In order to effectively reply your query lets see the definitions first
Conductors: They are the ones with large number of free electrons with greater mobility at room temperature
Insulator: They are the ones with less number or free electrons with highly restricted mobility at room temperature
Semiconductor: They are the ones with moderate free electron with controllable mobility at room temperature(now moderate means freely or loosely bounded electrons is not as high as conductor nor as low as insulators) and (mobility this the important factor which decides upon the amount of conduction high the mobility high the conduction higher the energy)
So semiconductor mobility (conductivity) can be controlled at room temperature by creating the potential gradient (voltage potential) and then varying the amount of applied voltage and secondarily by carring out the required doping we can control the freely available electrons (amplifiers) and all this could be easily done at room temperature hence semi-conductor finds wide application
- Isolators do not conduct electricity most of the time. (unless their operating voltage, temperature is exceeded.)
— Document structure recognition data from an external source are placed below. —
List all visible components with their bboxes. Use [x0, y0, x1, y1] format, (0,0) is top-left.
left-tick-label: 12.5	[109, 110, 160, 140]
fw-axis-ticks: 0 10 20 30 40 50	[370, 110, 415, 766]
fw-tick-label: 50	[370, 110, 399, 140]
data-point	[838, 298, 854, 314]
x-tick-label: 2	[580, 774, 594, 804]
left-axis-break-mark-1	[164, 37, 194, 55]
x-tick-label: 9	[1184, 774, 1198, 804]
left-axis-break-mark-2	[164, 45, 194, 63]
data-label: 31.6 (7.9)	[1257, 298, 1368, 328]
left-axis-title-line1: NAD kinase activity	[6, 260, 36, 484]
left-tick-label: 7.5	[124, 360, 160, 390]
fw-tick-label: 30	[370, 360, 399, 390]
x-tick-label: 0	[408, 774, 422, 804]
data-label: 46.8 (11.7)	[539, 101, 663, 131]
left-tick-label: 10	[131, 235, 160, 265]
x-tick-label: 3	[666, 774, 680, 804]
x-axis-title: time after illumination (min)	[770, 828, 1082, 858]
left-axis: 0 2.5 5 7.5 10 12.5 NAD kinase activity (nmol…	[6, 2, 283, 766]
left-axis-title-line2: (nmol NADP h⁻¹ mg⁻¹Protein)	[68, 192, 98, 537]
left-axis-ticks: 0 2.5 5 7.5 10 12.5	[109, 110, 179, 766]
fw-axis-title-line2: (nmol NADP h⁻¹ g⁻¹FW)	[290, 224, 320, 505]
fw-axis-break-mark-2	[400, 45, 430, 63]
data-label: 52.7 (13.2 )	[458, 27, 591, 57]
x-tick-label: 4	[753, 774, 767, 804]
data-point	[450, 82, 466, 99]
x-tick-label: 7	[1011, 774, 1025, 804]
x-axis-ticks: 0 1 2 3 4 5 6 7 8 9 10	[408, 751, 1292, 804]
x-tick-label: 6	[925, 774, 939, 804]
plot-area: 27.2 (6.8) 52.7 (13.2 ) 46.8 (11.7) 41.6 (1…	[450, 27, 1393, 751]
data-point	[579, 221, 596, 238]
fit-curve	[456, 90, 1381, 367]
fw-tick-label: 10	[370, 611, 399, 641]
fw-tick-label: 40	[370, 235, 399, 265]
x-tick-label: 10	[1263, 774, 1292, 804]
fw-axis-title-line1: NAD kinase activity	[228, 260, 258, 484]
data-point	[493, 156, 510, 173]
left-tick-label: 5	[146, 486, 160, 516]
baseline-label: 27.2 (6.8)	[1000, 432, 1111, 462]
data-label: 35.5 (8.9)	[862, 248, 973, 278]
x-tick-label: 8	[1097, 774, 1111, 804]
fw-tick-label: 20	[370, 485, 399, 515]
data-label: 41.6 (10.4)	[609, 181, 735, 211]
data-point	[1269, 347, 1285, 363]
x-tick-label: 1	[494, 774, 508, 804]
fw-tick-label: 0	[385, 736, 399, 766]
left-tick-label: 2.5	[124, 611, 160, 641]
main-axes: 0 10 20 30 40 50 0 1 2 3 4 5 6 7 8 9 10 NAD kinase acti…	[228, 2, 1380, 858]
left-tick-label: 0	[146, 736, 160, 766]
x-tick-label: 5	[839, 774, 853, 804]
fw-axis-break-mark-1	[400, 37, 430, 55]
- For semiconductors, whether they conduct or not, depends on what I can call 'boundary conditions'. I mean, there are a number of ways to modulate whether a semiconductor conducts or not:
+ doping
+ junctions
+ electric field
+ light
+ May be more.
These materials are so interesting for electronic circuits, because of the relative ease with which their conducting or not can be modulated. Practical circuits exploit this to create various types of transistors (conduction modulated by current or voltage), diodes (conducts in one way, not in the other), photovoltaic cell (converts light energy into electric current), Hall element (voltage modulated by magnetic field), etcetera.